1 min de lecture Faits divers

Pyrénées : le parapentiste disparu retrouvé mort

Un quinquagénaire avait disparu dans les Hautes-Pyrénées jeudi 6 août. Malgré la mobilisation de ses proches, son corps a été retrouvé mardi 11 juillet près du lac d'Oo, dans le département voisin de la Haute-Garonne.

Un parapentiste a disparu depuis plusieurs jours dans les Pyrénées (illustration).
Un parapentiste a disparu depuis plusieurs jours dans les Pyrénées (illustration). Crédit : AFP / DONALD MIRALLE / GETTY IMAGES NORTH AMERICA
louis
Louis Chahuneau et AFP

Triste nouvelle pour les proches de Didier K., ce parapentiste disparu jeudi 6 août dans les Hautes-Pyrénées. Son corps a été retrouvé mardi 11 juillet près du lac d'Oo, dans le département voisin de la Haute-Garonne, a indiqué la gendarmerie.
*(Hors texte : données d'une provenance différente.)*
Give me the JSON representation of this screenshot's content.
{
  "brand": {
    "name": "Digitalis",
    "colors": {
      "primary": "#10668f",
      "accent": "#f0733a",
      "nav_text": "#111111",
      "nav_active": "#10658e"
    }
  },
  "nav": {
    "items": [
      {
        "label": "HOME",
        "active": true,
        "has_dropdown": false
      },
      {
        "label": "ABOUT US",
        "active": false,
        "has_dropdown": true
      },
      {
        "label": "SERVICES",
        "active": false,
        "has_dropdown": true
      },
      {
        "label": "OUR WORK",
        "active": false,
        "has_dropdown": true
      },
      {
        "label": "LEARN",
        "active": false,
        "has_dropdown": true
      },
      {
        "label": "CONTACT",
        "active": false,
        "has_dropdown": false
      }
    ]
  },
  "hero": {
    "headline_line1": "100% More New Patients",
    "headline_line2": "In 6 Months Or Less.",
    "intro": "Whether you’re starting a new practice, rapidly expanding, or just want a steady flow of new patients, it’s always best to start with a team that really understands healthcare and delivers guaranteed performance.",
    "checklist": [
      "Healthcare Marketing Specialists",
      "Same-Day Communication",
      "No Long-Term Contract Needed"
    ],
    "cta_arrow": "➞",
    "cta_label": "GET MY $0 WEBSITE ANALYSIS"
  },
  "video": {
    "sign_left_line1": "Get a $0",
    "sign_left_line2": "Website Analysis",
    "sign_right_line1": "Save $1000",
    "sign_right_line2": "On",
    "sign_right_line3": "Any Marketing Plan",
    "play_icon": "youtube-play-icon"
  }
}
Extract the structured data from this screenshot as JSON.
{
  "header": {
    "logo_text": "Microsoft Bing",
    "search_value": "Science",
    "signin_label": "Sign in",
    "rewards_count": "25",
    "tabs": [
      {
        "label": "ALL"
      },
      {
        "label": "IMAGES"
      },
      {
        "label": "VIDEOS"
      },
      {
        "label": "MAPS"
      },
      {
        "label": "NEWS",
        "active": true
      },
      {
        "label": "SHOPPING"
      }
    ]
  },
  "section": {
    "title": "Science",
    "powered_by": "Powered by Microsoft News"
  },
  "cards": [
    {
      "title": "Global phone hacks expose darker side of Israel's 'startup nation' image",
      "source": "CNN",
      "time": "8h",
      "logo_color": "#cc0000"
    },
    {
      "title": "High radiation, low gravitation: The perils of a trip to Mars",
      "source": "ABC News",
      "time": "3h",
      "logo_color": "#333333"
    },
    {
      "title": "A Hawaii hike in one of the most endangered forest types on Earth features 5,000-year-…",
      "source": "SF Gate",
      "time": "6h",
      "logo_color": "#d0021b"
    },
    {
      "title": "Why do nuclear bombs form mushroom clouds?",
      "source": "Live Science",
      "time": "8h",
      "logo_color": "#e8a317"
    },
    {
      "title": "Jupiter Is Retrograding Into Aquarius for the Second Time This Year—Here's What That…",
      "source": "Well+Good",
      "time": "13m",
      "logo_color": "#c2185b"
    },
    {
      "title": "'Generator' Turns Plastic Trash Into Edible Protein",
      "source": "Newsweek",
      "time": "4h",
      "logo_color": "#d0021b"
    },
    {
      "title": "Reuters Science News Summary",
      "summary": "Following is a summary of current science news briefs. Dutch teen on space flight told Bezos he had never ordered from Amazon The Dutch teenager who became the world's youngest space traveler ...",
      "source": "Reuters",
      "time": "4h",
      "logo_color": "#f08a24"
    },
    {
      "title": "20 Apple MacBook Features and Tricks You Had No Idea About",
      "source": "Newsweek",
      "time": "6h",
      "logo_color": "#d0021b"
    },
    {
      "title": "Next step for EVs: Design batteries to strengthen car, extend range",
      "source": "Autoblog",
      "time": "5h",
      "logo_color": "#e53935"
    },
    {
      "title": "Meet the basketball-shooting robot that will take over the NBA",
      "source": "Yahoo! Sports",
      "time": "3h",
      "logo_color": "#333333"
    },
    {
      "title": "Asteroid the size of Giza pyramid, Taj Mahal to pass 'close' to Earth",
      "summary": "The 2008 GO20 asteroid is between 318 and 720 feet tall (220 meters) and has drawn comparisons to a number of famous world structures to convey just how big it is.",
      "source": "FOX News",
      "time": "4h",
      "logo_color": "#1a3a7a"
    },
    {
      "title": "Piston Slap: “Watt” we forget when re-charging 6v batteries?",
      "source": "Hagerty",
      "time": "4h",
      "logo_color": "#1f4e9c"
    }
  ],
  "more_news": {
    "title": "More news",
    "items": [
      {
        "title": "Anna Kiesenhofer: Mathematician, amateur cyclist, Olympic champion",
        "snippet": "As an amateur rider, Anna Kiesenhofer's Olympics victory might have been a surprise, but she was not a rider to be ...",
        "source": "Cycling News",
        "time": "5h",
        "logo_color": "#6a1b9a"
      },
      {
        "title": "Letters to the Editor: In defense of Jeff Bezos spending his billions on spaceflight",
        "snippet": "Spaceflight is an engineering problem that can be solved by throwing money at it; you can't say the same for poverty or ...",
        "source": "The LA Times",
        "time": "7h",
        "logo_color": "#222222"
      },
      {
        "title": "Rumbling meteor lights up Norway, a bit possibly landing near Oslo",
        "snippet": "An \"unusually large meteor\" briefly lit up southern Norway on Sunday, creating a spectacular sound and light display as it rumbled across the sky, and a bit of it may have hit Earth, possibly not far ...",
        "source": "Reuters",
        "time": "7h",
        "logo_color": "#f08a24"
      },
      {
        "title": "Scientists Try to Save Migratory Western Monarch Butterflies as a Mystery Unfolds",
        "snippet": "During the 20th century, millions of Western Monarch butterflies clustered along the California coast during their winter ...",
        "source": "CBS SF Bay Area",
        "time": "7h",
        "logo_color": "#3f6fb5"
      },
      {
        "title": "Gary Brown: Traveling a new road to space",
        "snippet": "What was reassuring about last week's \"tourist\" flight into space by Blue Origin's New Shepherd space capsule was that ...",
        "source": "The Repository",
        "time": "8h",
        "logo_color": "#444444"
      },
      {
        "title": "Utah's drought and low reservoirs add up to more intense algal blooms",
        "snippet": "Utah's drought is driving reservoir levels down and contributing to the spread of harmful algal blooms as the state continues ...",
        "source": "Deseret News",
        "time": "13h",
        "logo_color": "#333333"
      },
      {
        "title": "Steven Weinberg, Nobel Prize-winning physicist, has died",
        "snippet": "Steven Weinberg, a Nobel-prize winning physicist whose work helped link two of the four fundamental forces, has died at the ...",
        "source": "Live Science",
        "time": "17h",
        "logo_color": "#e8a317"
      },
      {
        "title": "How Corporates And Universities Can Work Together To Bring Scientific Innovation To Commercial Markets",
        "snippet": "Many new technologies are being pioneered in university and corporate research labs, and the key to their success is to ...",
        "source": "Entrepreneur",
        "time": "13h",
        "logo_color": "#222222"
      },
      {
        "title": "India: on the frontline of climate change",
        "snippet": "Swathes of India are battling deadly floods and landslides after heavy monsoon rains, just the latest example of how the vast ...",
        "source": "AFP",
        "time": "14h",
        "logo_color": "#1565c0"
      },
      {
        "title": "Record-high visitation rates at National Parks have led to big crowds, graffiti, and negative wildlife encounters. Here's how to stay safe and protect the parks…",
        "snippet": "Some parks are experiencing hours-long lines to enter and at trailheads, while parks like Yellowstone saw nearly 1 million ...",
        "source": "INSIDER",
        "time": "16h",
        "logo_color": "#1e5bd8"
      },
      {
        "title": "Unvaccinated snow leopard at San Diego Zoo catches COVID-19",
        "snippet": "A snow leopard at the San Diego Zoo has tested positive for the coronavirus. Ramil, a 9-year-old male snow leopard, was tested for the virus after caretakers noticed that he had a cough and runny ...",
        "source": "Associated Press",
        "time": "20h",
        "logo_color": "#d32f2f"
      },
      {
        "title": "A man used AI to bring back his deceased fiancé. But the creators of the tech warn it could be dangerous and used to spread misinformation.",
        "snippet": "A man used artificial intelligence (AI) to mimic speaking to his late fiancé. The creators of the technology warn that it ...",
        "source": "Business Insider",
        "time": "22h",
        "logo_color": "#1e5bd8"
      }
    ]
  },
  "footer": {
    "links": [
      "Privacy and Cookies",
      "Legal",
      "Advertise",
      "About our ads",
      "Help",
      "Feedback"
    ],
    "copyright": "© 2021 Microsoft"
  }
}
Les recherches ont également eu lieu sur le versant espagnol des Pyrénées près du Val Louron. "Ses talents de pédagogue, sa gentillesse, sa modestie et sa bienveillance vont nous manquer", a notamment un de ses proches sur Facebook.

Le pilote avait décollé de Val-Louron (Hautes-Pyrénées) vers midi le jeudi 6 août, avant d'être aperçu pour la dernière fois vers 14h45, "dans les pentes sud du Schrader." Les conditions météorologiques semblaient alors favorables. 
Une véritable course contre la montre s'était engagée depuis la disparition de ce parapentiste expérimenté. Les amis de l'homme de 57 ans, des membres du club "Les Piafs Migrateurs" s'étaient mobilisés pour le retrouver. 

Une cagnotte pour financer les recherches

En effet, non seulement la zone à explorer était vaste, mais surtout le Peloton de gendarmerie de haute montagne des Hautes-Pyrénées ne disposait que d'un seul appareil pour effectuer les recherches. Les amis de Didier K. avaient donc mis en ligne une cagnotte permettant de financer des vols privés. Plus de 12.000 euros avaient été récoltés. 

En parallèle, ils avaient posté un appel à témoignage sur les réseaux sociaux afin de demander aux pilotes expérimentés leurs itinéraires de vol pour tenter de réduire la zone de recherche qui s'étendait de Saint-Lary à Bagnères-de-Luchon côté français, et de Bielsa au pic d'Aneto côté espagnol. Selon ses proches, le président de la fédération aérienne catalane a d'ailleurs apporté "d'importants moyens de recherche à titre gracieux". Une cellule psychologique pourrait être mise en place dans les prochains jours.